UK-style shareholder stewardship is a global legal misfit because it was designed for a jurisdiction with dispersed shareholding where institutional investors collectively control a majority of the shares but has been transplanted into jurisdictions where controlling shareholders predominate. What ought to be the role of shareholder stewardship in a world dominated by controlling shareholders? This chapter analyzes the effectiveness of shareholder stewardship in advancing ESG in controlled jurisdictions then evaluates the effectiveness of the only stewardship code – the Singapore Family Code – to have attempted to reorient UK-style stewardship to a controlling shareholder environment.
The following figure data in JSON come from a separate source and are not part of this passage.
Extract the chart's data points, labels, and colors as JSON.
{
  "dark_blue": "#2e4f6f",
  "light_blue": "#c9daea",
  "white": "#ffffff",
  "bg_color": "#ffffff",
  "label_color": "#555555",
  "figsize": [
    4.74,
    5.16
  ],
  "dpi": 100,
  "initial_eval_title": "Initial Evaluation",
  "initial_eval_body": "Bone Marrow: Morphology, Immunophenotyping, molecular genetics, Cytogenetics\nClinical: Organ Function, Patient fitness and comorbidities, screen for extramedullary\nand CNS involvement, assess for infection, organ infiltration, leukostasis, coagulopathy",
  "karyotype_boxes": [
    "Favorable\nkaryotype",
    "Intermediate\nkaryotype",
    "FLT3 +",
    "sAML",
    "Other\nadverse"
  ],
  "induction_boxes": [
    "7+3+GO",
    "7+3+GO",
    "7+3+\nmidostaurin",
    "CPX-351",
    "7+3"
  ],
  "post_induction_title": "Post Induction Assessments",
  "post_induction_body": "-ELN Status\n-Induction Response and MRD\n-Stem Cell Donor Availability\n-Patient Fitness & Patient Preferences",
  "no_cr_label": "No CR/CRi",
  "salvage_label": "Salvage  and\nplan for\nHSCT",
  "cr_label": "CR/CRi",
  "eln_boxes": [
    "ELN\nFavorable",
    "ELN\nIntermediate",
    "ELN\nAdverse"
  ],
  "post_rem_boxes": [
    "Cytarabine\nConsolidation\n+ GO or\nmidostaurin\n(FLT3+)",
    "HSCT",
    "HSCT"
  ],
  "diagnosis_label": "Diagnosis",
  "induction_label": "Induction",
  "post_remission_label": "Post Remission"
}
It concludes that prospects for shareholder stewardship in jurisdictions where controlling shareholders predominate are likely limited. Although a reoriented approach may help nudge controlling shareholders towards ESG, hard law will likely be needed to bring about real change. This suggests that shareholder stewardship may be used as a smokescreen by controlling shareholders and governments, sending a formal signal that they are addressing ESG when functional change is limited in practice.
This is the first in-depth comparative and empirical analysis of shareholder stewardship, revealing the previously unknown complexities of this global movement. It highlights the role of institutional investors and other shareholders, examining how they use their formal and informal power to influence companies. The book includes an in-depth chapter on every jurisdiction which has adopted a stewardship code and an analysis of stewardship in the world's two largest economies which have yet to adopt a code. Several comparative chapters draw on the rich body of jurisdiction-specific analyses, to analyze stewardship comparatively from multiple interdisciplinary perspectives. Ultimately, this book provides a cutting-edge and comprehensive understanding of shareholder stewardship which challenges existing theories and informs many of the most important debates in comparative corporate law and governance.